Mostly, I wished I had a better understanding of TCM, even just for myself. Now that I work in machine learning (ML), I’m often struck by the parallels between this cutting-edge technology and the ancient practice of TCM. For one, I can’t quite explain either satisfactorily.
It’s not that there aren’t explanations for how the field of Chinese medicine works. I, and many others, just find the theories dubious. According to both classical and modern theory, blood and qi—pronounced “chi,” variously interpreted to mean something like vapor—move around and regulate the body, which itself is not considered separate from the mind.
Qi flows through channels called meridians. The anatomical charts hanging on the walls of my parents’ clinics feature meridians scoring the body in neat, straight lines—from chest to finger, or from the waist to the inner thigh—overlaid on diagrams of the bones and organs. At various points along these meridians, needles can be inserted to remove blockages, improving the flow of qi.
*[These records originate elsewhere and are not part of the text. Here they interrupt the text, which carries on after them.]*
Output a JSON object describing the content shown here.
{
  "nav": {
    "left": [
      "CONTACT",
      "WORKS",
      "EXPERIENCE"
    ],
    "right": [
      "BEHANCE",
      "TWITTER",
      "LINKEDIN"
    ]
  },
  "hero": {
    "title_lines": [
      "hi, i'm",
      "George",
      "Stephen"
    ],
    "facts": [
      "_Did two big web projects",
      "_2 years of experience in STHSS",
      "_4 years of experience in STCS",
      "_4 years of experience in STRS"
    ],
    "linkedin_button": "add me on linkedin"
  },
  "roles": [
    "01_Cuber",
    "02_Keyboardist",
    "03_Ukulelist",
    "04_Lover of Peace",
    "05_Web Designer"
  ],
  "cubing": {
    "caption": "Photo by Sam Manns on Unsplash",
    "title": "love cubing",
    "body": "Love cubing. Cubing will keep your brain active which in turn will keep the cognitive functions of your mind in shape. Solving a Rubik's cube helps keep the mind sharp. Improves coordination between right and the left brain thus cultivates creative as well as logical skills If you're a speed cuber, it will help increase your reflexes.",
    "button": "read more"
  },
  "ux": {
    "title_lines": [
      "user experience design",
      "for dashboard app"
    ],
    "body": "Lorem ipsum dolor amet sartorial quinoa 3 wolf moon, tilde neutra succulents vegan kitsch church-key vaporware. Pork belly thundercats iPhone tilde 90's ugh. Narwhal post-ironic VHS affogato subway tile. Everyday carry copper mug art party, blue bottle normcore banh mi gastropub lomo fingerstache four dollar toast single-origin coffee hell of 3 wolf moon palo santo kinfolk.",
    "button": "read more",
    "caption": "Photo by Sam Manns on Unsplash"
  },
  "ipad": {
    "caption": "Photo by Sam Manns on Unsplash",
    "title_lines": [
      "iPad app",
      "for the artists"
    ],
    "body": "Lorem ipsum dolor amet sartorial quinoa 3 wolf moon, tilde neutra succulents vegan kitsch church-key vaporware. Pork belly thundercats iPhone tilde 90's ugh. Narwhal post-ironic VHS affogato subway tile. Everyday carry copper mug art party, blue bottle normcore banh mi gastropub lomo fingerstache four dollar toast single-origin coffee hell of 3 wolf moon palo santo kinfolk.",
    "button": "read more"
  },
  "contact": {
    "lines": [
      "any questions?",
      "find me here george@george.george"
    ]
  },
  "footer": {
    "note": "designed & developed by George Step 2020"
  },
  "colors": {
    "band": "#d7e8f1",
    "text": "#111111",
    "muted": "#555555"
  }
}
All TCM treatments ultimately revolve around qi: Acupuncture banishes unhealthy qi and circulates healthy qi from the outside; herbal medicines do so from the inside.
On my parents’ charts, the meridians and acupuncture points are depicted like a subway map and seem to float slightly upward, tethered only loosely to the recognizable shapes of intestines and joints underneath. This lack of visual correspondence is reflected in the science; little evidence has been found for the physical existence of meridians, or of qi. Studies have investigated whether meridians are special conduits for electrical signals—but these experiments were badly designed—or whether they are related to fascia, the thin stretchy tissue that surrounds almost all internal body parts. All of this work is recent, and results have been inconclusive.
In contrast, the effectiveness of acupuncture, particularly for ailments like neck disorders and low back pain, is well-supported in modern scientific journals. Insurance companies are convinced; most of my mother’s patients come to her for acupuncture because it’s covered by New Zealand’s national insurance plan.